A Knowledge Base lets you upload your own documents so the model searches them before responding. This process is called Retrieval-Augmented Generation (RAG): the model checks your files, retrieves relevant passages, and uses them to answer.
Consider the difference. A student asks your course model: "What does the syllabus say about late submissions?" Without a knowledge base, the model guesses, and the response might sound confident while being completely wrong. With your syllabus uploaded, the model retrieves the actual passage and cites what you wrote. At CUNY, where students navigate multiple courses, departments, and institutional policies, grounding a model in your actual materials gives students reliable answers from documents you trust.
- Click Workspace in the left sidebar
- Select Knowledge
- Click + Create a Knowledge Base
- A dialog opens asking you to describe what you are building
- Give it a name
- Use something your students or colleagues will recognize: "ENG 2100 Fall 2026 Readings" or "IRB Protocol Archive"
- Describe its purpose
- A sentence or two about what you are trying to achieve. This helps you stay organized as you build more knowledge bases over time.
- Set visibility
- Private: only you can access it (good while you are building)
- Limited: shared with specific users or groups (e.g., your course section)
- Public: available to all Sandbox users
- Click Create
- Drag and drop files into the knowledge base, or click to browse
- Supported formats: PDF, Markdown, plain text
- You can upload multiple files at once
- Wait for processing to complete
- The system splits your documents into chunks and creates searchable embeddings. This takes a few seconds per file.
That's it. Your documents are now searchable.
- Go to Workspace > Models and edit the model you want to ground
- Scroll to the Knowledge section
- Select the knowledge base you just created
- You can attach multiple knowledge bases to a single model. The system searches across all of them.
- Click Save
Now every conversation with that model draws from your uploaded documents.
Tip: Start with a small collection (syllabus + 2-3 key readings) to test how well the model retrieves and uses your materials. Add more documents once you are confident in the results.
View details
When you upload a document, the Sandbox splits it into chunks and converts each chunk into a numerical representation called an embedding. Embeddings capture the meaning of the text, including synonyms and related concepts. This means a question about "thesis committee requirements" can surface a passage about "dissertation advisory boards" because the concepts are semantically related.
When a user asks a question, the system finds the chunks most relevant to the query and injects them into the model's context window. The model then generates its response with your documents as context.
Not all documents work equally well. Clean, well-structured text produces better results than messy formatting.
Works well:
- Markdown files and plain text
- Well-formatted PDFs with clear headings and paragraphs
- Course syllabi, handbooks, policy documents
- Research papers and annotated bibliographies
May need preprocessing:
- Complex PDFs with multi-column layouts, tables, or embedded images
- Scanned documents without OCR
- Slide decks (convert to text or PDF with notes first)

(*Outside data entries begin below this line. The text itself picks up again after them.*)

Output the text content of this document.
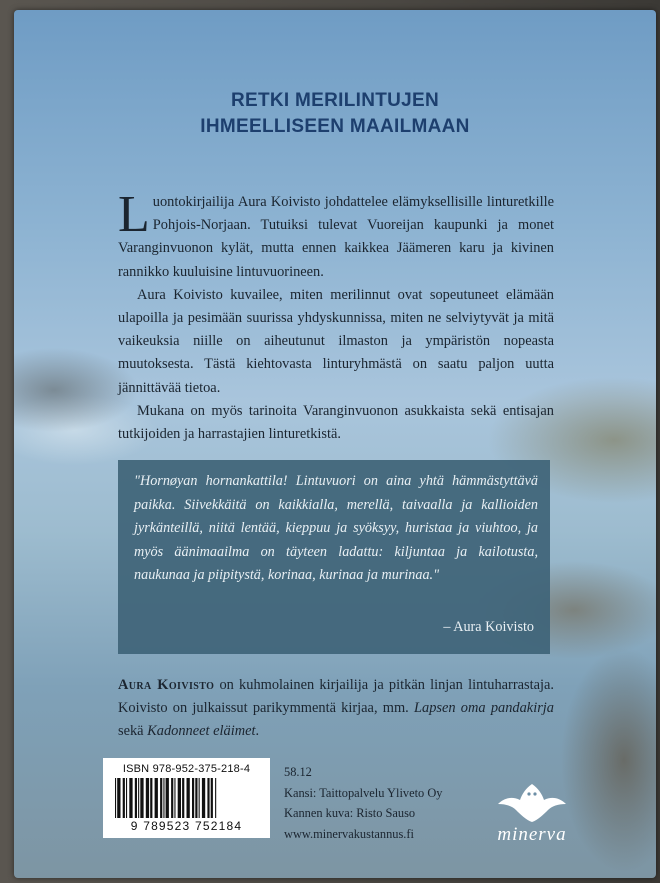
RETKI MERILINTUJEN
IHMEELLISEEN MAAILMAAN

Luontokirjailija Aura Koivisto johdattelee elämyksellisille linturetkille Pohjois-Norjaan. Tutuiksi tulevat Vuoreijan kaupunki ja monet Varanginvuonon kylät, mutta ennen kaikkea Jäämeren karu ja kivinen rannikko kuuluisine lintuvuorineen.

Aura Koivisto kuvailee, miten merilinnut ovat sopeutuneet elämään ulapoilla ja pesimään suurissa yhdyskunnissa, miten ne selviytyvät ja mitä vaikeuksia niille on aiheutunut ilmaston ja ympäristön nopeasta muutoksesta. Tästä kiehtovasta linturyhmästä on saatu paljon uutta jännittävää tietoa.

Mukana on myös tarinoita Varanginvuonon asukkaista sekä entisajan tutkijoiden ja harrastajien linturetkistä.

"Hornøyan hornankattila! Lintuvuori on aina yhtä hämmästyttävä paikka. Siivekkäitä on kaikkialla, merellä, taivaalla ja kallioiden jyrkänteillä, niitä lentää, kieppuu ja syöksyy, huristaa ja viuhtoo, ja myös äänimaailma on täyteen ladattu: kiljuntaa ja kailotusta, naukunaa ja piipitystä, korinaa, kurinaa ja murinaa."
– Aura Koivisto
Aura Koivisto on kuhmolainen kirjailija ja pitkän linjan lintuharrastaja. Koivisto on julkaissut parikymmentä kirjaa, mm. Lapsen oma pandakirja sekä Kadonneet eläimet.
ISBN 978-952-375-218-4
9 789523 752184
58.12
Kansi: Taittopalvelu Yliveto Oy
Kannen kuva: Risto Sauso
www.minervakustannus.fi	minerva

If a PDF produces poor results, try converting it to Markdown first. The retrieval quality depends on how cleanly the text chunks.
Access all uploaded files through Settings > Data Controls > Manage Files. This centralized manager lets you search by filename, sort by name or date, and inspect file metadata. When you delete a file here, the system performs deep cleanup: it removes the file from all knowledge bases and deletes the corresponding embeddings.
Administrators can customize how retrieved passages are presented to the model via Admin Panel > Settings > Documents > RAG Template. A good template tells the model to cite sources, acknowledge gaps, and prioritize retrieved content over general knowledge.
Example for CUNY:
You are assisting a CUNY researcher. Respond based primarily on
the provided context. When using information from documents,
indicate the source. If the context does not adequately address
the query, say so and suggest how the user might find additional
information. Prioritize accuracy over elaboration.
The default embedding model (Sentence Transformers MiniLM-L6) works well for most use cases. Administrators can change it in Admin Panel > Settings > Documents. Alternative models are available through Hugging Face. Changing the embedding model re-indexes all uploaded documents, so plan accordingly.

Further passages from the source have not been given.